Ready to get more serious about investing? You might consider equity real estate investment trusts as part of your diversified portfolio. These securities are generally known as REITs and are publicly traded companies that invest almost entirely in real estate properties such as residential and commercial properties, hotels, storage units, offices, or warehouses. Although hundreds of different equity REITs are trading on the market today, we’ll focus on the top 7 best REITs to buy right now. Read on if you’re new to investing or want a refresher course on REIT and its workings.
Kimco Realty (KIM)
Kimco Realty is a leading owner and operator of United States neighborhood and community shopping centers. The company’s portfolio, which is fully leased to a diverse tenant base of national retailers, contains approximately 932 properties in 38 states and Puerto Rico. Kimco’s portfolio also includes 34 properties under development and seven properties held for sale. The company’s properties are 99% occupied, with the average remaining lease term of approximately 12 years. As a result, Kimco is expected to benefit from several secular tailwinds in the retail real estate industry, including e-commerce growth, rising consumer spending, and the shift toward omnichannel retailing. At the same time, Kimco’s portfolio is less exposed to risk in areas such as the greater New York City area and Southern California, where retail real estate is most impacted by e-commerce growth.

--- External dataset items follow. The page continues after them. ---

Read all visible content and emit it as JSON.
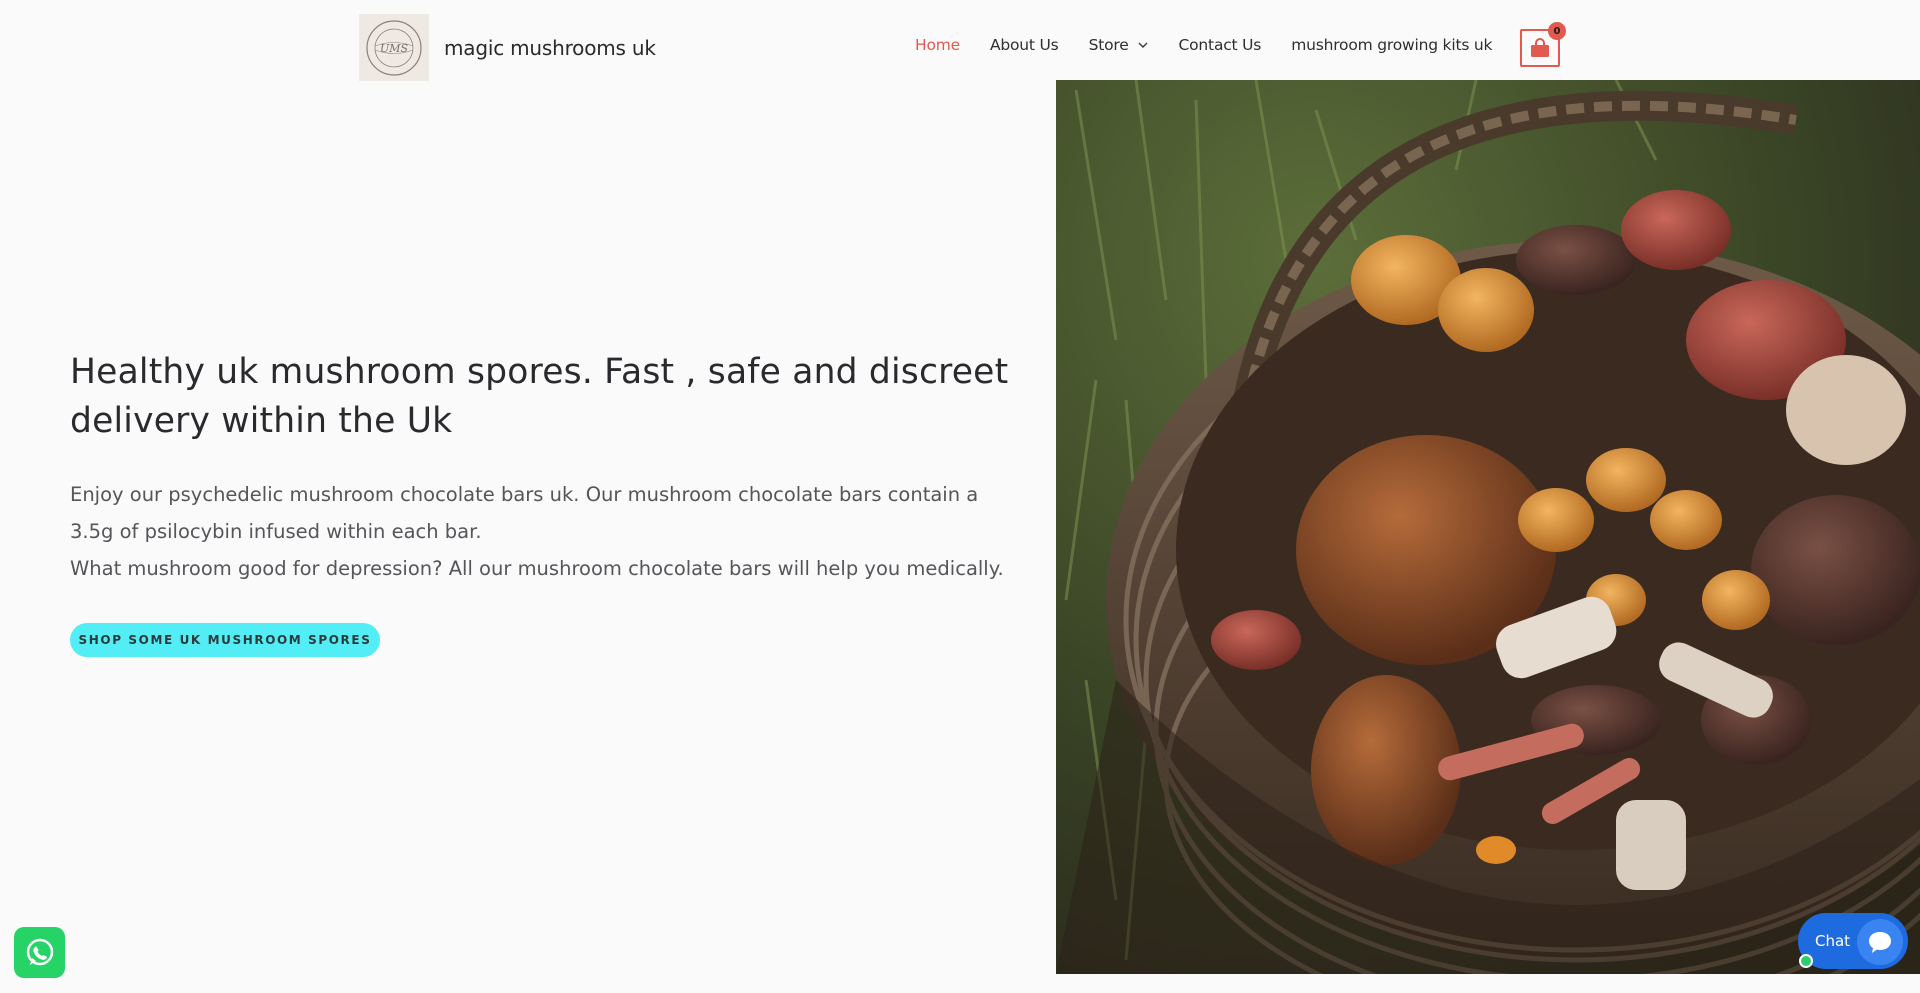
{
  "header": {
    "logo_alt": "UMS",
    "logo_ring_text": "UK MUSHROOM SPORES",
    "site_title": "magic mushrooms uk",
    "nav": [
      {
        "label": "Home",
        "active": true
      },
      {
        "label": "About Us",
        "active": false
      },
      {
        "label": "Store",
        "active": false,
        "has_dropdown": true
      },
      {
        "label": "Contact Us",
        "active": false
      },
      {
        "label": "mushroom growing kits uk",
        "active": false
      }
    ],
    "cart_count": "0",
    "accent_color": "#e25a4f"
  },
  "hero": {
    "title": "Healthy uk mushroom spores. Fast , safe and discreet delivery within the Uk",
    "paragraph_1": "Enjoy our psychedelic mushroom chocolate bars uk. Our mushroom chocolate bars contain a 3.5g of psilocybin infused within each bar.",
    "paragraph_2": "What mushroom good for depression? All our mushroom chocolate bars will help you medically.",
    "cta_label": "SHOP SOME UK MUSHROOM SPORES",
    "cta_color": "#53eef5",
    "image_icon": "mushroom-basket-photo"
  },
  "widgets": {
    "whatsapp_icon": "whatsapp-icon",
    "chat_label": "Chat",
    "chat_icon": "chat-bubble-icon",
    "chat_color": "#1e6be0"
  }
}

Equinix is the world’s largest provider of internet data center services and solutions. The company’s business is split into two segments: (1) International Business Exchange (IBX) and (2) Data Center Services and Solutions. The IBX business consists of a network of interconnected data centers that enable customers to host, store, and interconnect their businesses’ IT systems in a way that optimizes productivity, security, and scalability. The data center services and solutions business provides colocation and cloud services and other value-added solutions to its customers. A global shift toward cloud computing is positively impacting Equinix’s business model. The company has also been expanding its presence internationally, particularly in Asia, where internet adoption is increasing. Additionally, Equinix has been actively pursuing a strategy of acquiring smaller data center operators to further expand its footprint.
NexPoint Residential Trust (NXRT)
NexPoint Residential Trust invests in single-family rental properties in the United States. The company’s portfolio consists of properties leased to tenants under long-term contracts. NexPoint has a diversified portfolio of rental properties, including single-family homes, condominiums, townhomes, and manufactured homes. The company also owns and manages a portfolio of properties under a joint venture with American Residential Properties, Inc. NexPoint is expected to benefit from the secular growth of the single-family rental market, driven by a shift in investor focus away from the multi-family rental sector, where demand has softened. As the housing market continues to recover, investors are expected to increasingly focus on the single-family rental industry, which is less sensitive to interest rate fluctuations than the multi-family sector. Single-family homes also have shorter lease terms compared to multi-family properties. As a result, single-family rental properties are expected to generate higher rental income and greater cash flow compared to multi-family properties.
Broadstone Net Lease (BNL)
Broadstone Net Lease invests in a diversified portfolio of commercial real estate properties, including office, industrial, retail, and self-storage properties. The company’s investments are primarily in net lease properties; properties leased to tenants responsible for maintenance and property taxes), focusing on office, biotech/life sciences, and core logistics assets. Broadstone Net Lease’s investment strategy focuses on core real estate sectors and seeks value-added opportunities with lower-risk profiles. The commercial real estate market is expected to be positively impacted by several factors, including rising demand for office and industrial space and the shift toward e-commerce. Additionally, net lease properties are expected to generate higher cash flows than gross lease properties, where tenants are responsible for taxes and maintenance costs.
Equity REITs are generally considered conservative, low-volatility investments with relatively high income that make for a good core holding in an equity-heavy portfolio. However, REITs are also dividend-heavy and tend to be more cyclical than other equity sectors, such as technology. In addition, most equity REITs are highly diversified and are not expected to significantly impact rising interest rates or economic recession. As a result, equity REITs may create a good core holding in a long-term stock portfolio.